Currently, white women earn 78 cents to every dollar earned by a man. This year, Equal Pay Day fell on Tuesday, April 15th. The date changes for women of color. Black women earn 54 cents to every dollar earned by a man; Latina women earn 49 cents to every dollar. Equal Pay Day for black women falls on July 24th. For Native American women, it’s September 10th, and for Latinas, it’s November 6th.

In her article and the accompanying video, Ravitz addresses the pay gap and other areas in which the U.S. lags behind other countries when it comes to gender equality. As Ravitz writes, sometimes we lag “in principle; other times in practice.” She begins by addressing CEDAW, or the Convention on the Elimination of Discrimination Against Women. The treaty was adopted by the United Nations in 1979.  The U.S. signed the treaty, but has not ratified it.

The U.S. is also lagging behind in the area of paid maternity leave. Only nine countries do not offer paid maternity leave: The Marshall Island, Micronesia, Nauru, Niue, Palau, Papua New Guinea, Suriname, Tonga, and the United States. 

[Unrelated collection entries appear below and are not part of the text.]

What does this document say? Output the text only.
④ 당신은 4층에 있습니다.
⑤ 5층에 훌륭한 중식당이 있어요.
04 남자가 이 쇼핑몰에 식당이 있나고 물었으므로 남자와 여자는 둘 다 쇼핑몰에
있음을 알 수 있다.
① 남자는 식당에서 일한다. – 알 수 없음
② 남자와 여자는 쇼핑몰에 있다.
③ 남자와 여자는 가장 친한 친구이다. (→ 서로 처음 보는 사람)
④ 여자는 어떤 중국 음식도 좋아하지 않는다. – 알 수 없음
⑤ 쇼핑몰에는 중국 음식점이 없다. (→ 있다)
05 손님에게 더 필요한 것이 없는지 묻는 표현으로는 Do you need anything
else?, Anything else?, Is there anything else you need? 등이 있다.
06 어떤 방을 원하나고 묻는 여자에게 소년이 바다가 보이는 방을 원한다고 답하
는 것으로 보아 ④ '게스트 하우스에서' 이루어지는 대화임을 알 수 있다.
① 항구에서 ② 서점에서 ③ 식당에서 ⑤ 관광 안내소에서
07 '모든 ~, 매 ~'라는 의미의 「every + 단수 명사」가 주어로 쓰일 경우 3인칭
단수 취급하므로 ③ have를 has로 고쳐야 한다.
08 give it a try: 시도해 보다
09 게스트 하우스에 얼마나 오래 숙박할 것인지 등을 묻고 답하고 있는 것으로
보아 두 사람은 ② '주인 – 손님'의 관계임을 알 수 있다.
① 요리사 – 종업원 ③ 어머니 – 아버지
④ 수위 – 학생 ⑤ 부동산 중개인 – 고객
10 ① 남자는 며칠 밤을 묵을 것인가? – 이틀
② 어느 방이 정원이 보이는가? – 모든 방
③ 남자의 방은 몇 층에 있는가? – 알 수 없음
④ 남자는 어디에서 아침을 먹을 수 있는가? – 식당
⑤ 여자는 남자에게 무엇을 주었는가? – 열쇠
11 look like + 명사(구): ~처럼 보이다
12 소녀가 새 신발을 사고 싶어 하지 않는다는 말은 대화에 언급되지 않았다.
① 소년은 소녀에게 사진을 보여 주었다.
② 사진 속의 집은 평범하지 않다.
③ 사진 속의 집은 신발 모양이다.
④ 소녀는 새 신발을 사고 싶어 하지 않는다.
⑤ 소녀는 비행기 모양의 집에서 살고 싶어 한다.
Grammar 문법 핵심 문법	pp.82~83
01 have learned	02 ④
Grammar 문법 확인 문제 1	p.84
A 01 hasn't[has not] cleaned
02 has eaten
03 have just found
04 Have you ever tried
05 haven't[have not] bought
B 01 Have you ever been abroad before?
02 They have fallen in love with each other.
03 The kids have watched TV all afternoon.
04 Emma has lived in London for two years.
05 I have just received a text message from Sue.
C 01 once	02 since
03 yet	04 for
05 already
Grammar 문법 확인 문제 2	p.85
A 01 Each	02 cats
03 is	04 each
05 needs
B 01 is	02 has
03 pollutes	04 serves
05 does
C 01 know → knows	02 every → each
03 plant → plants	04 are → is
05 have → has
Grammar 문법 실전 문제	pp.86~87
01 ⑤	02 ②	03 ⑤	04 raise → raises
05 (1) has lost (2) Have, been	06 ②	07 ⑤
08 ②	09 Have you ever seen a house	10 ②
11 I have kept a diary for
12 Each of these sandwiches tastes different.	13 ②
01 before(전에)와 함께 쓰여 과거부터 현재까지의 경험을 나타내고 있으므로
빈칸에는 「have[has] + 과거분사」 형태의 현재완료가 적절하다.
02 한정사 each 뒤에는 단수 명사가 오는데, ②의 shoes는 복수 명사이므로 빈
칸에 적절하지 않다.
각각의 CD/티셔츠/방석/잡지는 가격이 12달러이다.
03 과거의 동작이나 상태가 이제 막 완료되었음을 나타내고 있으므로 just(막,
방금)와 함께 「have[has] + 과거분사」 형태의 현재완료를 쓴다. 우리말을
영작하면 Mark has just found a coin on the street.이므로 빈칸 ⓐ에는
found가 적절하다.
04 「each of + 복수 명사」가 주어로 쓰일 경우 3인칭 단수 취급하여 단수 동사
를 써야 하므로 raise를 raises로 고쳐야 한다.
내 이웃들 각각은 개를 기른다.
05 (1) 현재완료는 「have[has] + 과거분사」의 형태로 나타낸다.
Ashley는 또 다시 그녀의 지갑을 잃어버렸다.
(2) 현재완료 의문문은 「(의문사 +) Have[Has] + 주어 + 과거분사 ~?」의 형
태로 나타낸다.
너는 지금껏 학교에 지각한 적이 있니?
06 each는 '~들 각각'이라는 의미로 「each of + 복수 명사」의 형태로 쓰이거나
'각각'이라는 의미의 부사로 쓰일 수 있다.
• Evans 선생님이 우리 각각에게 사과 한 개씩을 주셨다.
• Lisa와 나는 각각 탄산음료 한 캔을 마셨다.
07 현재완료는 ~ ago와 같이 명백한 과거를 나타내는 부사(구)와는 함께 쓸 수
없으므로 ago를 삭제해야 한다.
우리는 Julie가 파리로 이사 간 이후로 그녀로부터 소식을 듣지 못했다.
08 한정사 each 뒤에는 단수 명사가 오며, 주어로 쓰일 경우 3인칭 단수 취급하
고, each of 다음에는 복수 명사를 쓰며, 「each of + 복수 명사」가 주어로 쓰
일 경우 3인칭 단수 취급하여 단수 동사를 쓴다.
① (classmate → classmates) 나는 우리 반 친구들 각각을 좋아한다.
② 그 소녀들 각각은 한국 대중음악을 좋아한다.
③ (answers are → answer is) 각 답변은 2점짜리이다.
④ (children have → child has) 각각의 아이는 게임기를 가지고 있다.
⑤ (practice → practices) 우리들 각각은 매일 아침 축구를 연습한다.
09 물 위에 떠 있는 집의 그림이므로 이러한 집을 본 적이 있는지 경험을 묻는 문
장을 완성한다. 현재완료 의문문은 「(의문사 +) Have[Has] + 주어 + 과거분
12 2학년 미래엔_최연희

The US is also lacking in terms of gender equality in political representation. The U.S. Congress ranks in the bottom when it comes to female members of national parliaments. After the 2014 elections, women made up 19.4% of the 535 in Congress. In Rwanda, women make up approximately 64% of its lower house and 38.5% of the Senate. Women are more equally represented in Uganda, Algeria, Afghanistan, Iraq, China, Pakistan, and Saudi Arabia.

While it’s true that writing gender equality into a country’s constitution does not necessarily guarantee that this equality is reflected in women’s lives, it is still interesting that the U.S. continues to be one of the only nations that hasn’t adopted equal rights provisions for women in the Constitution. There are currently 197 constitutions across the world. 165 of those contstitutions, or 84%, guarantee gender equality. (Although, 11 of those constitutions allow religious laws and customary laws to override the constitution.)

Ravitz closes the piece by drawing our attention to the revitalized fight to pass the Equal Rights Amendment (ERA) into law. Written by suffragettes Alice Paul and Crystal Eastman, the ERA, a constitutional amendment designed to provide women with explicit gender protections, was first introduced to Congress in 1923. The ERA has yet to be fully ratified.